No, Bitcoin Isn’t Going For Anywhere Near $24,000 In Iran—Here’s Why

After the head of the Iranian Revolutionary Guards' elite Quds Force, general Qasem Soleimani, was killed by U.S. forces in Iraq it was widely reported the bitcoin price in Iran had soared to around $24,000—this is, however, based on a common misunderstanding of exchange rates in Iran.
Iran-based bitcoin sellers on peer-to-peer trading platform LocalBitcoins were seen to be pricing bitcoin at around 1 billion Iranian rials, worth some $24,000 based on the official exchange rate set by Iran's central bank.
However, the official exchange rate set by the Central Bank of Iran is only ever used by the government and a handful of businesses. Almost all people and businesses in Iran use a market set exchange rate when converting rials to U.S. dollars—that currently has rials priced at around a third of the official exchange rate.
"The going market rate for the U.S. dollar to the Iranian rial is one dollar to 136,500 rials," explained Mehran Jalali, an Iranian national who follows the crypto market and splits his time between the U.S. and Iran.
"The current bitcoin to rial rate posted on Iranian crypto exchange websites is around one bitcoin to 984,000,000 rials, equal to $7,208 per bitcoin in Iran, which is very close to the going rate everywhere else."
"The official rate is what the central bank says. But literally, no one except some government organizations can get that rate while no one can use it," crypto expert Ali Beikverdi told bitcoin news site Cointelegraph. "It’s a joke."

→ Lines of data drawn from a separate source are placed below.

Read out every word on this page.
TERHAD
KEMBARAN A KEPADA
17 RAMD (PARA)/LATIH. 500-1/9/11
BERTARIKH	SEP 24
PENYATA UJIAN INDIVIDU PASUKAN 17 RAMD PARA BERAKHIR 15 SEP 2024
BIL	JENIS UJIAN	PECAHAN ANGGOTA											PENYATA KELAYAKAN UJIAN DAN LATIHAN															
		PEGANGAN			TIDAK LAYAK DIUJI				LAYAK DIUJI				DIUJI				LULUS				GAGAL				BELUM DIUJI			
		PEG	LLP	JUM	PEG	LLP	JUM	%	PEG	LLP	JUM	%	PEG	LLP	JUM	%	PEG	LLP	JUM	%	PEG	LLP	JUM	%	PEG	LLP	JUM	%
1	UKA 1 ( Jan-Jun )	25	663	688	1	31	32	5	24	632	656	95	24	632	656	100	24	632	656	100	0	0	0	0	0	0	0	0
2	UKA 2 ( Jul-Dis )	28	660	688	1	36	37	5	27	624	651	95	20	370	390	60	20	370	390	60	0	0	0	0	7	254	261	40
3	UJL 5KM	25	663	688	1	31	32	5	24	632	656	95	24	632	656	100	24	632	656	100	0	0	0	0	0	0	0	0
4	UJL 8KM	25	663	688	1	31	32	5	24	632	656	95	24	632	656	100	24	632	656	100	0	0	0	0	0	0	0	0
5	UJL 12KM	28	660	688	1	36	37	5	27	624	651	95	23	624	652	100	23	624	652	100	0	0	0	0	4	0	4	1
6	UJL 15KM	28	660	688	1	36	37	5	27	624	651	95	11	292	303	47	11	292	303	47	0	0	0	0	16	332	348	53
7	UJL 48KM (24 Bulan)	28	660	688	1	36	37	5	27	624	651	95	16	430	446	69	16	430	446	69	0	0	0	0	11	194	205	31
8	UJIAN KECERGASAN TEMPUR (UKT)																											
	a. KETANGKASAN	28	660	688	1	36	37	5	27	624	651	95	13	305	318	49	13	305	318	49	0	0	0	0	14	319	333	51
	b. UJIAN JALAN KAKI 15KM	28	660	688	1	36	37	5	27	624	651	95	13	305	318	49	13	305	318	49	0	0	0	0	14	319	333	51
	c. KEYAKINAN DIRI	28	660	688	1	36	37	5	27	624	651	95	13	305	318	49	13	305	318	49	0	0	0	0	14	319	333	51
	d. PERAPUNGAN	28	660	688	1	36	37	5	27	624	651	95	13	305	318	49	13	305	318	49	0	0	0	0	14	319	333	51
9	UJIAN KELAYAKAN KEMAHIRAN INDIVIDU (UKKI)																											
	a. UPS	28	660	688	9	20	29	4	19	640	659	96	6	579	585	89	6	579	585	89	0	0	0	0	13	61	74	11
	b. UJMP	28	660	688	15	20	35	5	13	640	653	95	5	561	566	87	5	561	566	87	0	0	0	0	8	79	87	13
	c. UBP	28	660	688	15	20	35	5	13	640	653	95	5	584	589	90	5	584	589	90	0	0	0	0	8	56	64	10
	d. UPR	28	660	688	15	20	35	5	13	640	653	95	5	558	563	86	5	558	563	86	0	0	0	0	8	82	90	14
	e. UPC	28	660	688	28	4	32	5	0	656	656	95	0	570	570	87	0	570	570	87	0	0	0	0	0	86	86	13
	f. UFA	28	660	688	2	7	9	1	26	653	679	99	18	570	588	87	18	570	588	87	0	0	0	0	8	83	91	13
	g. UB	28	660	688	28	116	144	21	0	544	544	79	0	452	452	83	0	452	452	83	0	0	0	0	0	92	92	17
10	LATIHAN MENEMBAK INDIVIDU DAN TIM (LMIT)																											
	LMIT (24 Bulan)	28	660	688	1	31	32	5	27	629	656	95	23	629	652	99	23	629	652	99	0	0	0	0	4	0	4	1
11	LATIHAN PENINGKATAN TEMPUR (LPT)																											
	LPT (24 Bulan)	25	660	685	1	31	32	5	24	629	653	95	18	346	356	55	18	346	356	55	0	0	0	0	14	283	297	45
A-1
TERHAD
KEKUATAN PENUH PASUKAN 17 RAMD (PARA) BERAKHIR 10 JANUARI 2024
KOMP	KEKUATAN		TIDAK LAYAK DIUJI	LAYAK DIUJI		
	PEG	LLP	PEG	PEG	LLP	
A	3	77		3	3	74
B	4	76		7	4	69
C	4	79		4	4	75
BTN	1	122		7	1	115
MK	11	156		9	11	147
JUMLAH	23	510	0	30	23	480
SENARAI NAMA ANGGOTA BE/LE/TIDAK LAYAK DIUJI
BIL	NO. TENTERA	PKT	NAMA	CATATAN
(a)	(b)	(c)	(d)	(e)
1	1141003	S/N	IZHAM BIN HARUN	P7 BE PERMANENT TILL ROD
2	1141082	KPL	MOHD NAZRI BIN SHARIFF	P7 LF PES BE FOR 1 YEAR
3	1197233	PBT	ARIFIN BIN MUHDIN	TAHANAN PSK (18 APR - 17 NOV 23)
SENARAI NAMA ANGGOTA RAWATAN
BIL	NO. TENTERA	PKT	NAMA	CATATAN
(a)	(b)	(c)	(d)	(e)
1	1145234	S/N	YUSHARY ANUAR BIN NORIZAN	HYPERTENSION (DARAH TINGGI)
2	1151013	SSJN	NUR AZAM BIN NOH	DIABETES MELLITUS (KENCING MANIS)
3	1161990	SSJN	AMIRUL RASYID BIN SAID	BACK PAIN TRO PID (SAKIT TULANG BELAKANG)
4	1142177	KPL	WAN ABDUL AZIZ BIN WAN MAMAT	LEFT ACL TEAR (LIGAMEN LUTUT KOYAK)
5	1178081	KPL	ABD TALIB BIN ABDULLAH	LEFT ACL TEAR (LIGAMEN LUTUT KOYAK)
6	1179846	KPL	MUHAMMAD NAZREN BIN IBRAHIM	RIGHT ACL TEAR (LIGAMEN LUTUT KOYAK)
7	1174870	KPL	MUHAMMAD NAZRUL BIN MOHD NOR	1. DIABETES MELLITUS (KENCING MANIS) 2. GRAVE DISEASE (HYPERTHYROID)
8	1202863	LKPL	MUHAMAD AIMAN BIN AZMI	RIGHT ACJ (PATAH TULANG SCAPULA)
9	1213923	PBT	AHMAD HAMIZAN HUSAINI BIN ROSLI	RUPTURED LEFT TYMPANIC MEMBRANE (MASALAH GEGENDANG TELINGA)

Bitcoin has been known to trade at a small premium in some places around the world, though never at the levels incorrectly reported in Iran.
In South Korea, the bitcoin price traded around 10% higher until early 2018 when the country introduced tighter regulation.
Elsewhere, bitcoin can regularly see a premium of around 4% in Hong Kong due China's strict bitcoin trading ban forcing people who want to buy bitcoin to use the stablecoin tether.
Meanwhile, some bitcoin and cryptocurrency watchers dismissed suggestions bitcoin was acting as a safe-haven asset in response to the U.S. killing of Iran's general Soleimani.
"Heightened geopolitical risk has resulted in both gold and bitcoin moving higher, but for different reasons," Peter Schiff, the chief executive of Euro Pacific Capital and outspoken bitcoin critic, said via Twitter. "Gold is being bought by investors as a safe haven. Bitcoin is being bought by speculators betting that investors will buy it as a safe haven."
"With exchange offices closed, sanctions and the rial dropping like crazy it seems like a good idea to use bitcoin," one person in Iran, who wished to remain anonymous, said at the time, adding bitcoin was "literally the only way to get money out of the country."